For color halftoning by error diffusion, I have developed (1) a unifying theoretical framework to describe its behavior, (2) methods to compensate the image distortion it induces, and (3) methods for subjective and objective halftone quality assessment. The theoretical framework is based on modeling the nonlinear error diffusion system as a linear system by replacing the color quantizer with a matrix gain plus additive uncorrelated noise source. Linear methods to compensate the image distortion include vector-valued prefiltering to invert the signal transfer function and vector-valued adaptive filtering to reduce the visibility of color quantization noise. The visibility of color quantization noise is based on an objective measure that utilizes a linear model of the color quantizer and a linear model of the color response in the human visual system. Another method to compensate false textures in the halftone (i.e. textures that are not visible in the original) is to replace the quantizer with a lookup table that flips the outcome near threshold values. All compensation methods are of low enough complexity to be incorporated into a printer pipeline. A subjective quality assessment framework for color halftone display on PC monitors was conducted in a controlled laboratory setting and in a Web-based framework, using the sRGB monitor standard. The quality assessment was based on a force choice test given an original image and two candidate halftones. The subjective testing was used to determine which of four linear color spaces gave the best subjective color halftone results.
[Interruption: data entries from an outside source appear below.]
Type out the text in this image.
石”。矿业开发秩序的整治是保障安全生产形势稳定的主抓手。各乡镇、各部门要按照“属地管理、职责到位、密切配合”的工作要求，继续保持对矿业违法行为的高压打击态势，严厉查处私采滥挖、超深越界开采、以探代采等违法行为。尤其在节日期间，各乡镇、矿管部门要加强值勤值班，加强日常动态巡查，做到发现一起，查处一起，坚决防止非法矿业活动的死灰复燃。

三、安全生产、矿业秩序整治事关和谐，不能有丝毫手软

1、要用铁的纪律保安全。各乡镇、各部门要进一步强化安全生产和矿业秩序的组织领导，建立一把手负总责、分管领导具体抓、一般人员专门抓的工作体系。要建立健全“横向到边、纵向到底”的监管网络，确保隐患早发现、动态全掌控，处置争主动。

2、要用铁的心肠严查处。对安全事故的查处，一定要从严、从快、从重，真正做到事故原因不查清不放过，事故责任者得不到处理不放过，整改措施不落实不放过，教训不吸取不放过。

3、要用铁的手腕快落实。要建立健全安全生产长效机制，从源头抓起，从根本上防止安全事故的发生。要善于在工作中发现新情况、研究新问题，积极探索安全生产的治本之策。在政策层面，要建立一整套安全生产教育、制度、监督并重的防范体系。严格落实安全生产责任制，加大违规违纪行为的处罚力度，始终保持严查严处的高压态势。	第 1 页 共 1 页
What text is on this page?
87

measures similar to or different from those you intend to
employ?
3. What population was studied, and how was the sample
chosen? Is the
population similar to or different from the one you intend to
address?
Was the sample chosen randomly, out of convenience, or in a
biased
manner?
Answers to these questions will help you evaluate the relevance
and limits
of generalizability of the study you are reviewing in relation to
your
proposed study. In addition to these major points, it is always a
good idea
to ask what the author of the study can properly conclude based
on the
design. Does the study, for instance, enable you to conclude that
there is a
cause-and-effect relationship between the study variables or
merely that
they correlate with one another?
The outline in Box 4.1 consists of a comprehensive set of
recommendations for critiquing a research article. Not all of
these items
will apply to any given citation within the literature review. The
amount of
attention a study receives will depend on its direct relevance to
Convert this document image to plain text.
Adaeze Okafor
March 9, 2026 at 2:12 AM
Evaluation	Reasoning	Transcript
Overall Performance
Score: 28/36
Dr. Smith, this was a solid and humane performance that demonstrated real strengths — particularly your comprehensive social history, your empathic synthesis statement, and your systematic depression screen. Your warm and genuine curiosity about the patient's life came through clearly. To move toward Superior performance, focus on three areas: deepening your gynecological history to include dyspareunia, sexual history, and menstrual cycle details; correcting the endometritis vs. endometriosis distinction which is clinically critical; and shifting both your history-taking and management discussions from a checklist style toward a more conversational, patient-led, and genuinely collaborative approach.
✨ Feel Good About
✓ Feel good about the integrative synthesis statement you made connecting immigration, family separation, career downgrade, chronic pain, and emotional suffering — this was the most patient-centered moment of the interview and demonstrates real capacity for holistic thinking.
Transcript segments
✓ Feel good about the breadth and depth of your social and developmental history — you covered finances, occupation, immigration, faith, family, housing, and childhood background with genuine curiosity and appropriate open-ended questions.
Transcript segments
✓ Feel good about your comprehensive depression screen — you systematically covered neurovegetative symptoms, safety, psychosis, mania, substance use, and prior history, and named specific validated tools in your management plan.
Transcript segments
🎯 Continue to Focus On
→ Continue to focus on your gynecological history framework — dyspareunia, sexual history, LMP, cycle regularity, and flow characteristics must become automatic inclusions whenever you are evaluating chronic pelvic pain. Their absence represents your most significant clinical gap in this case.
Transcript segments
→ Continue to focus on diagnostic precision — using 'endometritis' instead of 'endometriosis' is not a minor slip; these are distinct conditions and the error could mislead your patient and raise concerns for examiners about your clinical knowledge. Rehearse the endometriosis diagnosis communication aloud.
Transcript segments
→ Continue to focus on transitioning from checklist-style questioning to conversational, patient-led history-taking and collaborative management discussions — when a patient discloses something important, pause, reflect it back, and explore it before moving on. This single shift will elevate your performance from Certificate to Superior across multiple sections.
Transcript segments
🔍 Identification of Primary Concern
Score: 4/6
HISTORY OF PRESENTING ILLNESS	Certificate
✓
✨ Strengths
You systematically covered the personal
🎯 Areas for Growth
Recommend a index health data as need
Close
Our work continues in image halftoning, as described at
http://www.ece.utexas.edu/~bevans/projects/halftoning
My research spans theoretical analysis and fast algorithm development to design and real-time implementations of signal and image processing systems. In signal processing, I have been focusing on the design and real-time software implementation of ADSL transceivers for high-speed Internet access. In transceiver design, my group's primary contribution is the first ADSL equalization structure that maximizes a measure of bit rate and is realizable in real-time fixed-point software. In image processing, I focus on the design and real-time software implementation of high-quality halftoning for desktop printers and smart image acquisition for digital still cameras. In imaging, my group's primary contribution is in the design, analysis, and quality assessment of halftoning by error diffusion for real-time processing by printer pipelines.